By Professor Shane White, Chair, Faculty Welfare Committee

 

Maintenance of the UC Retirement Plan (UCRP) is critically important to the UC Faculty, Staff, and to the University itself. Unlike many peer institutions, UC provides a defined benefit plan. This retirement plan rewards employees for long service, allows them to retire with relative security at an appropriate age, and is relatively tax-efficient. This plan also assists the university in attracting outstanding new employees, retaining employees during their most productive years, and in facilitating appropriate retirement and renewal.
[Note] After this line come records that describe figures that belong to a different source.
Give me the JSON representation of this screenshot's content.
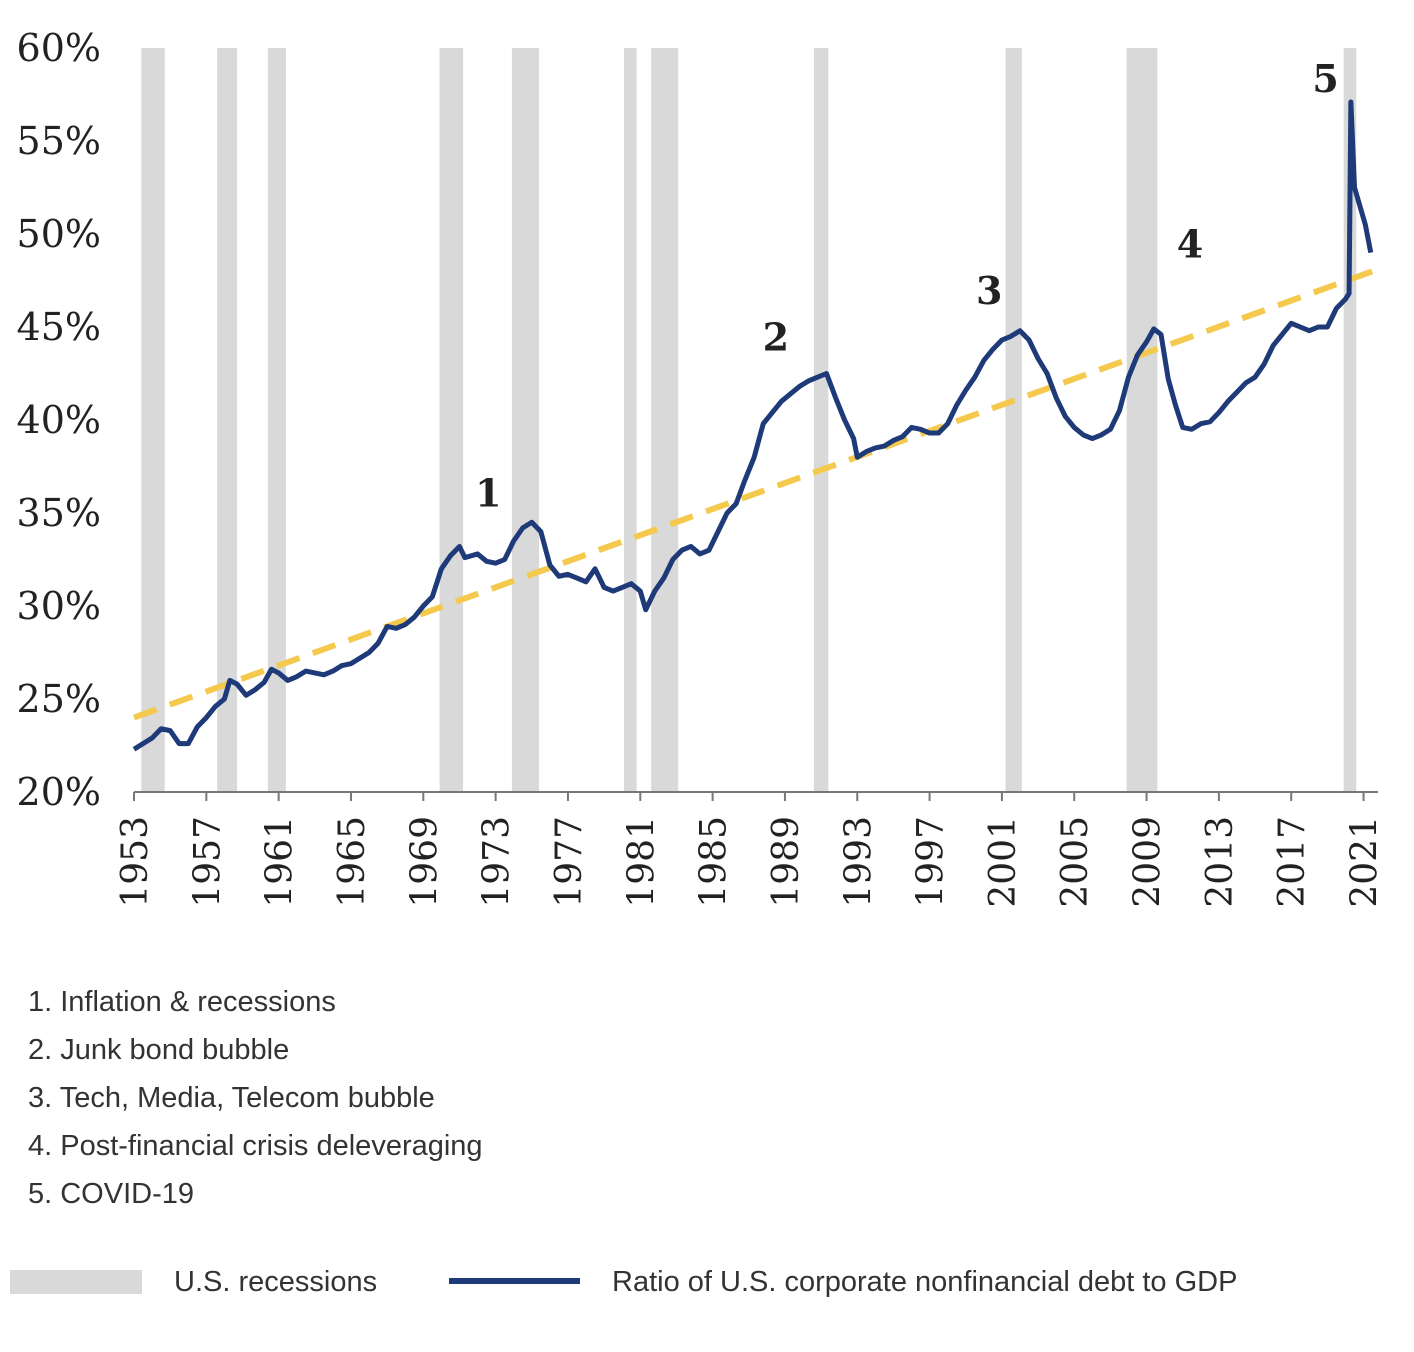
{
  "chart_data": {
    "type": "line",
    "xlim": [
      1953,
      2021.8
    ],
    "xticks": [
      1953,
      1957,
      1961,
      1965,
      1969,
      1973,
      1977,
      1981,
      1985,
      1989,
      1993,
      1997,
      2001,
      2005,
      2009,
      2013,
      2017,
      2021
    ],
    "ylim": [
      20,
      60
    ],
    "yticks": [
      {
        "value": 20,
        "label": "20%"
      },
      {
        "value": 25,
        "label": "25%"
      },
      {
        "value": 30,
        "label": "30%"
      },
      {
        "value": 35,
        "label": "35%"
      },
      {
        "value": 40,
        "label": "40%"
      },
      {
        "value": 45,
        "label": "45%"
      },
      {
        "value": 50,
        "label": "50%"
      },
      {
        "value": 55,
        "label": "55%"
      },
      {
        "value": 60,
        "label": "60%"
      }
    ],
    "recession_label": "U.S. recessions",
    "recession_color": "#d9d9d9",
    "recessions": [
      [
        1953.4,
        1954.7
      ],
      [
        1957.6,
        1958.7
      ],
      [
        1960.4,
        1961.4
      ],
      [
        1969.9,
        1971.2
      ],
      [
        1973.9,
        1975.4
      ],
      [
        1980.1,
        1980.8
      ],
      [
        1981.6,
        1983.1
      ],
      [
        1990.6,
        1991.4
      ],
      [
        2001.2,
        2002.1
      ],
      [
        2007.9,
        2009.6
      ],
      [
        2019.9,
        2020.6
      ]
    ],
    "series": [
      {
        "name": "Ratio of U.S. corporate nonfinancial debt to GDP",
        "color": "#1f3a78",
        "x": [
          1953.0,
          1954.0,
          1954.5,
          1955.0,
          1955.5,
          1956.0,
          1956.5,
          1957.0,
          1957.5,
          1958.0,
          1958.3,
          1958.7,
          1959.2,
          1959.7,
          1960.2,
          1960.6,
          1961.0,
          1961.5,
          1962.0,
          1962.5,
          1963.0,
          1963.5,
          1964.0,
          1964.5,
          1965.0,
          1966.0,
          1966.5,
          1967.0,
          1967.5,
          1968.0,
          1968.5,
          1969.0,
          1969.5,
          1970.0,
          1970.5,
          1971.0,
          1971.3,
          1972.0,
          1972.5,
          1973.0,
          1973.5,
          1974.0,
          1974.5,
          1975.0,
          1975.5,
          1976.0,
          1976.5,
          1977.0,
          1977.5,
          1978.0,
          1978.5,
          1979.0,
          1979.5,
          1980.0,
          1980.5,
          1981.0,
          1981.3,
          1981.8,
          1982.3,
          1982.8,
          1983.3,
          1983.8,
          1984.3,
          1984.8,
          1985.3,
          1985.8,
          1986.3,
          1986.8,
          1987.3,
          1987.8,
          1988.3,
          1988.8,
          1989.3,
          1989.8,
          1990.3,
          1990.8,
          1991.3,
          1991.8,
          1992.3,
          1992.8,
          1993.0,
          1993.5,
          1994.0,
          1994.5,
          1995.0,
          1995.5,
          1996.0,
          1996.5,
          1997.0,
          1997.5,
          1998.0,
          1998.5,
          1999.0,
          1999.5,
          2000.0,
          2000.5,
          2001.0,
          2001.5,
          2002.0,
          2002.5,
          2003.0,
          2003.5,
          2004.0,
          2004.5,
          2005.0,
          2005.5,
          2006.0,
          2006.5,
          2007.0,
          2007.5,
          2008.0,
          2008.5,
          2009.0,
          2009.4,
          2009.8,
          2010.2,
          2010.6,
          2011.0,
          2011.5,
          2012.0,
          2012.5,
          2013.0,
          2013.5,
          2014.0,
          2014.5,
          2015.0,
          2015.5,
          2016.0,
          2016.5,
          2017.0,
          2017.5,
          2018.0,
          2018.5,
          2019.0,
          2019.5,
          2020.0,
          2020.2,
          2020.3,
          2020.5,
          2020.8,
          2021.1,
          2021.4
        ],
        "values": [
          22.3,
          22.9,
          23.4,
          23.3,
          22.6,
          22.6,
          23.5,
          24.0,
          24.6,
          25.0,
          26.0,
          25.8,
          25.2,
          25.5,
          25.9,
          26.6,
          26.4,
          26.0,
          26.2,
          26.5,
          26.4,
          26.3,
          26.5,
          26.8,
          26.9,
          27.5,
          28.0,
          28.9,
          28.8,
          29.0,
          29.4,
          30.0,
          30.5,
          32.0,
          32.7,
          33.2,
          32.6,
          32.8,
          32.4,
          32.3,
          32.5,
          33.5,
          34.2,
          34.5,
          34.0,
          32.2,
          31.6,
          31.7,
          31.5,
          31.3,
          32.0,
          31.0,
          30.8,
          31.0,
          31.2,
          30.8,
          29.8,
          30.8,
          31.5,
          32.5,
          33.0,
          33.2,
          32.8,
          33.0,
          34.0,
          35.0,
          35.5,
          36.8,
          38.0,
          39.8,
          40.4,
          41.0,
          41.4,
          41.8,
          42.1,
          42.3,
          42.5,
          41.2,
          40.0,
          39.0,
          38.0,
          38.3,
          38.5,
          38.6,
          38.9,
          39.1,
          39.6,
          39.5,
          39.3,
          39.3,
          39.8,
          40.8,
          41.6,
          42.3,
          43.2,
          43.8,
          44.3,
          44.5,
          44.8,
          44.3,
          43.3,
          42.5,
          41.2,
          40.2,
          39.6,
          39.2,
          39.0,
          39.2,
          39.5,
          40.5,
          42.3,
          43.5,
          44.2,
          44.9,
          44.6,
          42.2,
          40.8,
          39.6,
          39.5,
          39.8,
          39.9,
          40.4,
          41.0,
          41.5,
          42.0,
          42.3,
          43.0,
          44.0,
          44.6,
          45.2,
          45.0,
          44.8,
          45.0,
          45.0,
          46.0,
          46.5,
          46.8,
          57.1,
          52.5,
          51.5,
          50.5,
          49.0
        ]
      }
    ],
    "trend": {
      "color": "#f5c94e",
      "x": [
        1953,
        2021.8
      ],
      "values": [
        24.0,
        48.1
      ]
    },
    "annotations": [
      {
        "text": "1",
        "x": 1972.6,
        "y": 36.1
      },
      {
        "text": "2",
        "x": 1988.5,
        "y": 44.5
      },
      {
        "text": "3",
        "x": 2000.3,
        "y": 47.0
      },
      {
        "text": "4",
        "x": 2011.4,
        "y": 49.5
      },
      {
        "text": "5",
        "x": 2018.9,
        "y": 58.4
      }
    ],
    "notes": [
      "1. Inflation & recessions",
      "2. Junk bond bubble",
      "3. Tech, Media, Telecom bubble",
      "4. Post-financial crisis deleveraging",
      "5. COVID-19"
    ]
  }
}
            Until 1991, contributions were made by both the university and the individual employee. In 1991 the plan had accumulated substantially more assets than liabilities and payments to the plan were temporarily suspended. This situation was created by a strong long bull market and by employee demographics. However, current actuarial projections indicate that plan liabilities will soon begin to approach and exceed the plan assets. Therefore, plan contributions will have to be re-initiated.

            Consequently, the UC Regents recently voted that both UC and its employees will begin making regular contributions to the UC Retirement Plan in July 2007, conditional upon funding, the budgetary process, and collective bargaining agreements. Throughout this ongoing planning process the UC faculty has been represented by the UC Academic Senate, primarily by the University Committee on Faculty Welfare (UCFW) and by the UCFW’s Task Force on Investment and Retirement (TFIR), at the University of California Office of the President (UCOP).

            The actuarial cost of retirement benefits that UC employees accrue for every year of service is estimated to be 16% of their covered compensation. Until 1991, UC employees contributed 2% of their pay up to the Social Security wage base and 4% above the Social Security wage base, with UC paying the remainder. Since 1991, employee contributions have been redirected to individual Direct Contribution (DC) plans.

            It is expected that in July 2007 these existing contributions will no longer be redirected to the DC plan, but will be returned to UCRP, and will be matched by an equal contribution by UC.  Employee take-home pay will not be reduced, but the total value of fringe benefits will be decreased. Over time, it is anticipated that the sum of UC and employee contributions to UCRP will gradually ramp up to cover the full 16% cost of benefit accrual. 

            Although UC faculty pay lags behind that of peer institutions, the outstanding UC benefit package makes up most of the difference in total remuneration. Therefore, the Academic Senate has strenuously advocated that if benefits are to be reduced, or if additional employee contributions are to be required, then equivalent additional cash compensation must be provided. Furthermore, additional salary increases will be needed to maintain parity with peer institutions. Recognizing the salary lag, the Regents in 2005 committed themselves to the goal of raising UC salaries to levels paid by our peer institutions over the next ten years. During this period, while contributions to UCRP will be rising, the Regents hope to have a series of catch-up pay increases.

            The Academic Senate will continue to engage the UCOP on the eventual balance of UCRP cost-sharing with employees and the provision of a competitive total remuneration package.